In numerical analysis, the Horner scheme or Horner algorithm, named after William George Horner, is an algorithm for the efficient evaluation of polynomials in monomial form. Horner’s method describes a manual process by which one may approximate the roots of a polynomial equation. The Horner scheme can also be viewed as a fast algorithm for dividing a polynomial by a linear polynomial with Ruffini’s rule.

Application

The Horner scheme is often used to convert between different positional numeral systems — in which case x is the base of the number system, and the ai coefficients are the digits of the base-x representation of a given number — and can also be used if x is a matrix, in which case the gain in computational efficiency is even greater.

History

Even though the algorithm is named after William George Horner, who described it in 1819, the method was already known to Isaac Newton in 1669, and even earlier to the Chinese mathematician Ch’in Chiu-Shao in the 13th century. TASK: write a program to calculate sum of Polynomial by Horner scheme.

Input

tow lines.

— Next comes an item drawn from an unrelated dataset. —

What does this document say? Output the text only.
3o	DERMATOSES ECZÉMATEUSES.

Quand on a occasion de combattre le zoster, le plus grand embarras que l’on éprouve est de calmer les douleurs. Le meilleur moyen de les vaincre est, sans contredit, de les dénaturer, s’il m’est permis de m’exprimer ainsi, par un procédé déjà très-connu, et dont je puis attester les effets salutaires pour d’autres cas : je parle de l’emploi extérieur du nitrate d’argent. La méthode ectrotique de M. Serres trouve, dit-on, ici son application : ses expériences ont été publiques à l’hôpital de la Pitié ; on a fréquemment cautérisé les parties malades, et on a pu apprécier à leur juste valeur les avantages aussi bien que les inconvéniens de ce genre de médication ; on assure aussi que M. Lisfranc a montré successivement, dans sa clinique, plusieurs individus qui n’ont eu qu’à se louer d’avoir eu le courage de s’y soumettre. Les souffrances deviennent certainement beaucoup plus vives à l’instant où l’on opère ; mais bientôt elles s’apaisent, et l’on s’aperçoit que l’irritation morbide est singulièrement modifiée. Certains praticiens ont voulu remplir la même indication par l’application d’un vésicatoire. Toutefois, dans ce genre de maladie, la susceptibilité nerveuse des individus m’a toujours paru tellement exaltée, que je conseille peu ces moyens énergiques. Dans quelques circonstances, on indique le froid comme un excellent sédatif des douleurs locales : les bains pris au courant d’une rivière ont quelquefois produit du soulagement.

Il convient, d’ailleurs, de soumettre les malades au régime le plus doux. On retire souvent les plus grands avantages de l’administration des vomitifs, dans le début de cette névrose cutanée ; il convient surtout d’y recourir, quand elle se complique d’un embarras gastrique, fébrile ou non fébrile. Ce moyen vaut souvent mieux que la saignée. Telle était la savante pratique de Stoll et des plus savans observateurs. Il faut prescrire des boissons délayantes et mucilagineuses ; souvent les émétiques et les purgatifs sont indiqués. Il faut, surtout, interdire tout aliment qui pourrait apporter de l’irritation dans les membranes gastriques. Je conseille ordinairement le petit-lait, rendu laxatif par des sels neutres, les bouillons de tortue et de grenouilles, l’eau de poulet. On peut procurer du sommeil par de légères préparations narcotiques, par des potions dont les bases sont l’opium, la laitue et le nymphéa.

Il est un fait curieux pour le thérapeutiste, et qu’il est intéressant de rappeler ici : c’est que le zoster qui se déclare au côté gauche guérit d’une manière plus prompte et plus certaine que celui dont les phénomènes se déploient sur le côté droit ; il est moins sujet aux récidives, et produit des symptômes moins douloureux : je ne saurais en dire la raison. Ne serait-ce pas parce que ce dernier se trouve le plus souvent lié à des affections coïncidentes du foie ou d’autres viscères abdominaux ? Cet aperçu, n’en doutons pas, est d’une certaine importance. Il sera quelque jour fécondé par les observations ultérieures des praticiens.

The first line have tow numbers,n and x, n<=20, x<=10 The second line have n+1 numbers, a0,a1…an.

Output

The sum of Polynomial

Sample Input

5 2

0 1 2 3 4 5

Sample Output

258

#include<iostream>
using namespace std;
int qinjiushao(int a[], int n, int x)
{
    int sum = a[n];
    for (int i = n - 1; i >= 0; i--)
    {
        sum = sum*x + a[i];
    }
    return sum;
}
int main()
{
    int arr[1005], n, x;
    cin >> n >> x;
    for (int i = 0; i < n+1;i++)
        cin >> arr[i];
    cout << qinjiushao(arr, n, x) << endl;
    return 0;
}